Goldman, Wall Street and Financial Terrorism

06/19/2010 05:12 am ET | Updated May 25, 2011

Terrorism isn't caused by bad people being born to do bad deeds. It's caused by two things: a culture of fundamentalism, where extreme beliefs are celebrated as absolute truth; and a pattern of using these beliefs to make the ends justify any means.

By this standard, what we're seeing come out of the current financial autopsy (including the allegations against Goldman Sachs, Lehman Brothers, AIG, etc.) is looking less and less like a natural catastrophe that "just happened," and more like the results of a culture that breeds regular acts of financial terrorism.

The most disturbing aspect of the recent Goldman Sachs lawsuit isn't just the legal violations involved -- it's the way it confirms Goldman's reputation of doing whatever it takes to win, even if it means doing damage to their own clients and society as a whole. Reading the email of the indicted Goldman VP, Fabrice Tourre, it's clear he didn't care about the damage that might be caused by the way he, and so many of his peers, had been playing with their "weapons of financial mass destruction."

"More and more leverage in the system. The whole building is about to collapse anytime now... Only potential survivor, the fabulous Fab[rice Tourre]... standing in the middle of all these complex, highly leveraged exotic trades he created without necessarily understanding all of the implications of those monstrosities!!!"

From this email, all it seems Tourre cared about was that he, personally, be able to walk out of the explosion he was helping create, with his health (and bank account) intact.

This isn't to say that Wall Street is evil or banking is bad, just as it wouldn't be right to judge all Muslims for the acts of 9/11, or to judge all Christians for the abortion clinics that have been bombed.

By and large, the members of our financial industry are good, hard-working, caring people. And taken as a whole, our capitalist system can be a tremendous force for good.

However, somewhere along the line, the culture of our financial industry became infected by a fundamentalist, destructive religion that worships profits above all else. This then supported actions that have caused a tremendous amount of suffering -- 8 million jobs were lost in the U.S., there are now 15 million workers here who've been unemployed for a year or more, and the IMF estimates the global cost of the crisis at 11.9 trillion dollars.
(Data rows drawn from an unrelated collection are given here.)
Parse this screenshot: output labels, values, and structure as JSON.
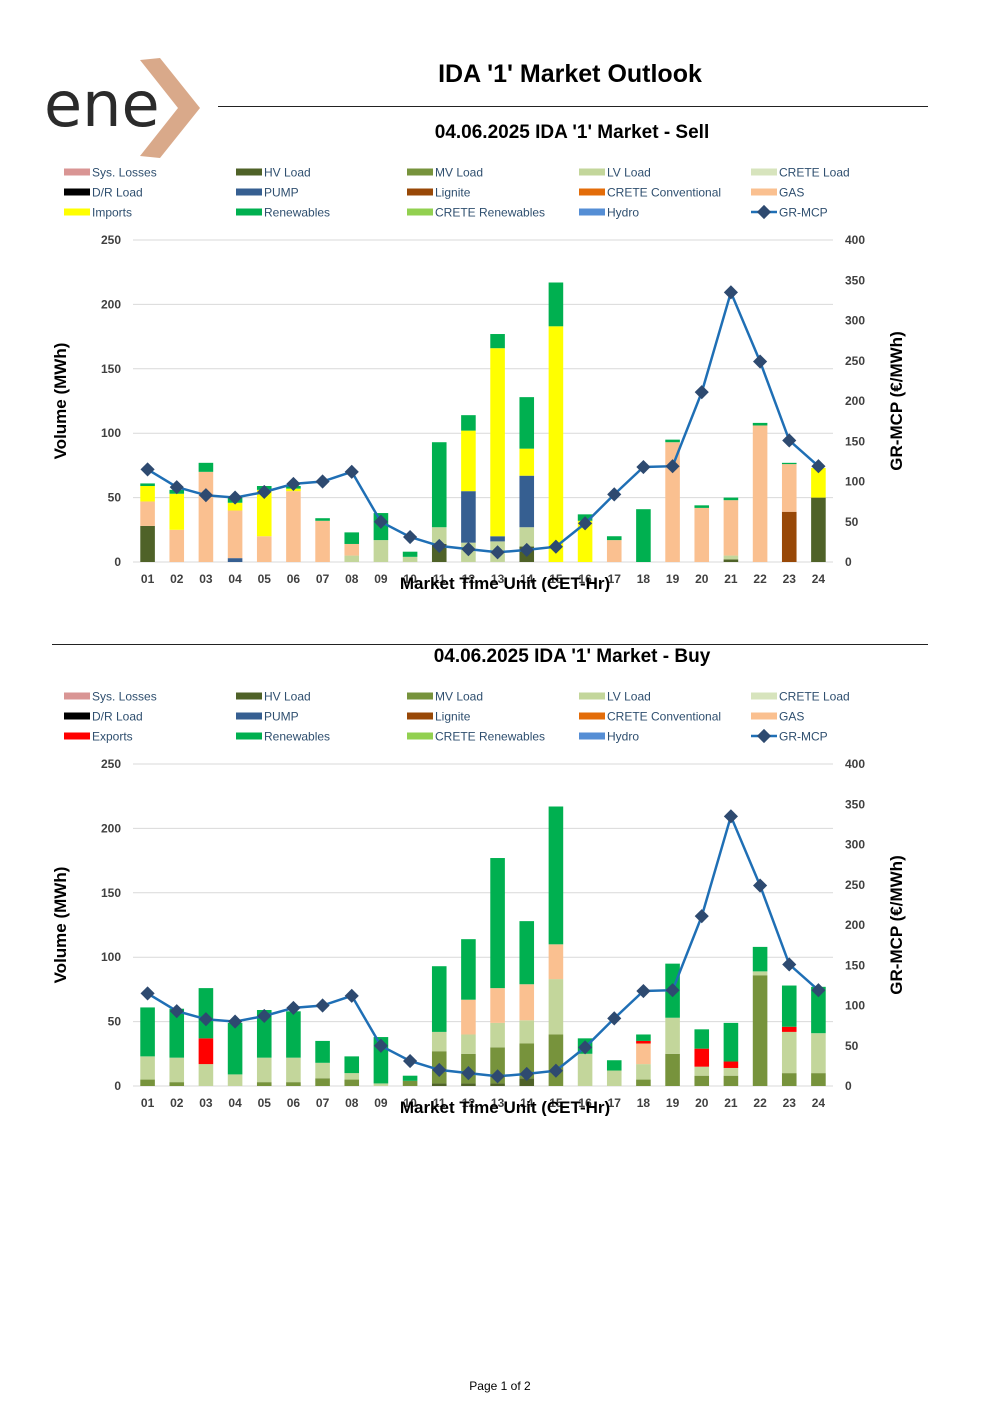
{
  "brand": {
    "logo_text": "ene",
    "logo_colors": {
      "text": "#2b2b2b",
      "x": "#d9a98a"
    }
  },
  "page_title": "IDA '1' Market Outlook",
  "footer": {
    "page_label": "Page 1 of 2"
  },
  "chart_data": [
    {
      "type": "bar",
      "stacked": true,
      "title": "04.06.2025  IDA '1' Market - Sell",
      "xlabel": "Market Time Unit (CET-Hr)",
      "ylabel": "Volume (MWh)",
      "y2label": "GR-MCP (€/MWh)",
      "ylim": [
        0,
        250
      ],
      "yticks": [
        0,
        50,
        100,
        150,
        200,
        250
      ],
      "y2lim": [
        0,
        400
      ],
      "y2ticks": [
        0,
        50,
        100,
        150,
        200,
        250,
        300,
        350,
        400
      ],
      "grid": true,
      "legend_position": "top",
      "categories": [
        "01",
        "02",
        "03",
        "04",
        "05",
        "06",
        "07",
        "08",
        "09",
        "10",
        "11",
        "12",
        "13",
        "14",
        "15",
        "16",
        "17",
        "18",
        "19",
        "20",
        "21",
        "22",
        "23",
        "24"
      ],
      "legend": [
        {
          "name": "Sys. Losses",
          "color": "#d99594",
          "kind": "bar"
        },
        {
          "name": "HV Load",
          "color": "#4f6228",
          "kind": "bar"
        },
        {
          "name": "MV Load",
          "color": "#77933c",
          "kind": "bar"
        },
        {
          "name": "LV Load",
          "color": "#c3d69b",
          "kind": "bar"
        },
        {
          "name": "CRETE Load",
          "color": "#d7e4bd",
          "kind": "bar"
        },
        {
          "name": "D/R Load",
          "color": "#000000",
          "kind": "bar"
        },
        {
          "name": "PUMP",
          "color": "#365f91",
          "kind": "bar"
        },
        {
          "name": "Lignite",
          "color": "#984807",
          "kind": "bar"
        },
        {
          "name": "CRETE Conventional",
          "color": "#e36c09",
          "kind": "bar"
        },
        {
          "name": "GAS",
          "color": "#fac090",
          "kind": "bar"
        },
        {
          "name": "Imports",
          "color": "#ffff00",
          "kind": "bar"
        },
        {
          "name": "Renewables",
          "color": "#00b050",
          "kind": "bar"
        },
        {
          "name": "CRETE Renewables",
          "color": "#92d050",
          "kind": "bar"
        },
        {
          "name": "Hydro",
          "color": "#558ed5",
          "kind": "bar"
        },
        {
          "name": "GR-MCP",
          "color": "#1f6fb5",
          "kind": "line"
        }
      ],
      "series": [
        {
          "name": "HV Load",
          "color": "#4f6228",
          "values": [
            28,
            0,
            0,
            0,
            0,
            0,
            0,
            0,
            0,
            0,
            14,
            0,
            0,
            12,
            0,
            0,
            0,
            0,
            0,
            0,
            2,
            0,
            0,
            50
          ]
        },
        {
          "name": "LV Load",
          "color": "#c3d69b",
          "values": [
            0,
            0,
            0,
            0,
            0,
            0,
            0,
            5,
            17,
            4,
            13,
            15,
            16,
            15,
            0,
            0,
            0,
            0,
            0,
            0,
            3,
            0,
            0,
            0
          ]
        },
        {
          "name": "PUMP",
          "color": "#365f91",
          "values": [
            0,
            0,
            0,
            3,
            0,
            0,
            0,
            0,
            0,
            0,
            0,
            40,
            4,
            40,
            0,
            0,
            0,
            0,
            0,
            0,
            0,
            0,
            0,
            0
          ]
        },
        {
          "name": "Lignite",
          "color": "#984807",
          "values": [
            0,
            0,
            0,
            0,
            0,
            0,
            0,
            0,
            0,
            0,
            0,
            0,
            0,
            0,
            0,
            0,
            0,
            0,
            0,
            0,
            0,
            0,
            39,
            0
          ]
        },
        {
          "name": "GAS",
          "color": "#fac090",
          "values": [
            19,
            25,
            70,
            37,
            20,
            55,
            32,
            9,
            0,
            0,
            0,
            0,
            0,
            0,
            0,
            0,
            17,
            0,
            93,
            42,
            43,
            106,
            37,
            0
          ]
        },
        {
          "name": "Imports",
          "color": "#ffff00",
          "values": [
            12,
            28,
            0,
            6,
            36,
            2,
            0,
            0,
            0,
            0,
            0,
            47,
            146,
            21,
            183,
            32,
            0,
            0,
            0,
            0,
            0,
            0,
            0,
            23
          ]
        },
        {
          "name": "Renewables",
          "color": "#00b050",
          "values": [
            2,
            3,
            7,
            5,
            3,
            2,
            2,
            9,
            21,
            4,
            66,
            12,
            11,
            40,
            34,
            5,
            3,
            41,
            2,
            2,
            2,
            2,
            1,
            0
          ]
        }
      ],
      "line": {
        "name": "GR-MCP",
        "color": "#1f6fb5",
        "values": [
          115,
          93,
          83,
          80,
          87,
          97,
          100,
          112,
          50,
          31,
          20,
          16,
          12,
          15,
          19,
          48,
          84,
          118,
          119,
          211,
          335,
          249,
          151,
          119
        ]
      }
    },
    {
      "type": "bar",
      "stacked": true,
      "title": "04.06.2025  IDA '1' Market - Buy",
      "xlabel": "Market Time Unit (CET-Hr)",
      "ylabel": "Volume (MWh)",
      "y2label": "GR-MCP (€/MWh)",
      "ylim": [
        0,
        250
      ],
      "yticks": [
        0,
        50,
        100,
        150,
        200,
        250
      ],
      "y2lim": [
        0,
        400
      ],
      "y2ticks": [
        0,
        50,
        100,
        150,
        200,
        250,
        300,
        350,
        400
      ],
      "grid": true,
      "legend_position": "top",
      "categories": [
        "01",
        "02",
        "03",
        "04",
        "05",
        "06",
        "07",
        "08",
        "09",
        "10",
        "11",
        "12",
        "13",
        "14",
        "15",
        "16",
        "17",
        "18",
        "19",
        "20",
        "21",
        "22",
        "23",
        "24"
      ],
      "legend": [
        {
          "name": "Sys. Losses",
          "color": "#d99594",
          "kind": "bar"
        },
        {
          "name": "HV Load",
          "color": "#4f6228",
          "kind": "bar"
        },
        {
          "name": "MV Load",
          "color": "#77933c",
          "kind": "bar"
        },
        {
          "name": "LV Load",
          "color": "#c3d69b",
          "kind": "bar"
        },
        {
          "name": "CRETE Load",
          "color": "#d7e4bd",
          "kind": "bar"
        },
        {
          "name": "D/R Load",
          "color": "#000000",
          "kind": "bar"
        },
        {
          "name": "PUMP",
          "color": "#365f91",
          "kind": "bar"
        },
        {
          "name": "Lignite",
          "color": "#984807",
          "kind": "bar"
        },
        {
          "name": "CRETE Conventional",
          "color": "#e36c09",
          "kind": "bar"
        },
        {
          "name": "GAS",
          "color": "#fac090",
          "kind": "bar"
        },
        {
          "name": "Exports",
          "color": "#ff0000",
          "kind": "bar"
        },
        {
          "name": "Renewables",
          "color": "#00b050",
          "kind": "bar"
        },
        {
          "name": "CRETE Renewables",
          "color": "#92d050",
          "kind": "bar"
        },
        {
          "name": "Hydro",
          "color": "#558ed5",
          "kind": "bar"
        },
        {
          "name": "GR-MCP",
          "color": "#1f6fb5",
          "kind": "line"
        }
      ],
      "series": [
        {
          "name": "HV Load",
          "color": "#4f6228",
          "values": [
            0,
            0,
            0,
            0,
            0,
            0,
            0,
            0,
            0,
            0,
            2,
            2,
            2,
            6,
            0,
            0,
            0,
            0,
            0,
            0,
            0,
            0,
            0,
            0
          ]
        },
        {
          "name": "MV Load",
          "color": "#77933c",
          "values": [
            5,
            3,
            0,
            0,
            3,
            3,
            6,
            5,
            0,
            4,
            25,
            23,
            28,
            27,
            40,
            0,
            0,
            5,
            25,
            8,
            8,
            86,
            10,
            10
          ]
        },
        {
          "name": "LV Load",
          "color": "#c3d69b",
          "values": [
            18,
            19,
            17,
            9,
            19,
            19,
            12,
            5,
            2,
            0,
            15,
            15,
            19,
            18,
            43,
            25,
            12,
            12,
            28,
            7,
            6,
            3,
            32,
            31
          ]
        },
        {
          "name": "GAS",
          "color": "#fac090",
          "values": [
            0,
            0,
            0,
            0,
            0,
            0,
            0,
            0,
            0,
            0,
            0,
            27,
            27,
            28,
            27,
            0,
            0,
            16,
            0,
            0,
            0,
            0,
            0,
            0
          ]
        },
        {
          "name": "Exports",
          "color": "#ff0000",
          "values": [
            0,
            0,
            20,
            0,
            0,
            0,
            0,
            0,
            0,
            0,
            0,
            0,
            0,
            0,
            0,
            0,
            0,
            2,
            0,
            14,
            5,
            0,
            4,
            0
          ]
        },
        {
          "name": "Renewables",
          "color": "#00b050",
          "values": [
            38,
            38,
            39,
            40,
            37,
            36,
            17,
            13,
            36,
            4,
            51,
            47,
            101,
            49,
            107,
            12,
            8,
            5,
            42,
            15,
            30,
            19,
            32,
            36
          ]
        }
      ],
      "line": {
        "name": "GR-MCP",
        "color": "#1f6fb5",
        "values": [
          115,
          93,
          83,
          80,
          87,
          97,
          100,
          112,
          50,
          31,
          20,
          16,
          12,
          15,
          19,
          48,
          84,
          118,
          119,
          211,
          335,
          249,
          151,
          119
        ]
      }
    }
  ]
}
That's a lot of suffering.

And it easily could have been much, much worse. What we're experiencing right now is pretty close to the best case scenario for cleaning up this catastrophe.

Yet our financial executives seem remarkably challenged when it comes to owning responsibility for this crisis, let alone taking a leadership role in fixing the culture and systems that created it.

Instead, as with the Catholic Church's defensive reaction as decades of abuse have been revealed, the financial industry seems primarily concerned with defending its core dogmas and power structures.

Rather than leading efforts for regulatory reform, they're leading efforts to stop it. Rather than leading efforts to control the market for CDOs and other "highly leveraged exotic monstrosities," they're trying to convince us that "Wall Street knows best" and that we should let them get back to doing what Goldman's CEO calls "God's work."

This is not surprising, as free market fundamentalism has become one of the most powerful cults in our society.

But it is something we urgently need to address.

As described by labels such as Corporate Social Responsibility, Sustainable Business, Conscious Business, or Social Enterprise, ever more people are seeking to create companies that both make a profit and make a difference. This only makes sense, since careers devoted just to making money quickly become empty and unfulfilling.

And in fact, businesses ultimately have to make a positive difference in society, or we wouldn't give them the license to exist.

Free market fundamentalism agrees that businesses need to be a force for good, but then it makes the remarkable claim that the unfettered quest for profits is the unqualified best way to do so. Indeed, in a classic piece, Milton Friedman (a nobel laureate economist and free market prophet) claims that executives who reduce a company's profits in order to do good are acting unethically, and deserve to be fired.

In other words, as Gordon Gecko proclaimed in the movie Wall Street, "greed is good" -- and working for the greater good is bad.

To date, Wall Street has been particularly susceptible to this upside down ideology. Few people wake up in the morning wondering how they can steal from society. And while many companies can point to the concrete value they've created, it's harder to justify how investment bankers deserve billions for gambling with other people's money.

Free market fundamentalism allowed many to rake in millions, in dangerous, aggressive, abusive ways, while pretending they were doing the world a favor.

With any luck, that era is coming to a close.

Just as the collapse of the Berlin Wall marked the end of Communism's credibility, the Great Recession marked the end of free market fundamentalism as a credible philosophy.

Many companies get this, and are helping lead the way to an improved, more socially conscious brand of capitalism. Others are seeking to hold back the tide.

Which side of this divide do you want to be on?

And which side do you want your politicians to be on?

Because as long as fundamentalism remains a driving force on Wall Street, the financial industry has proven it needs a lot more adult supervision than it's had in the past.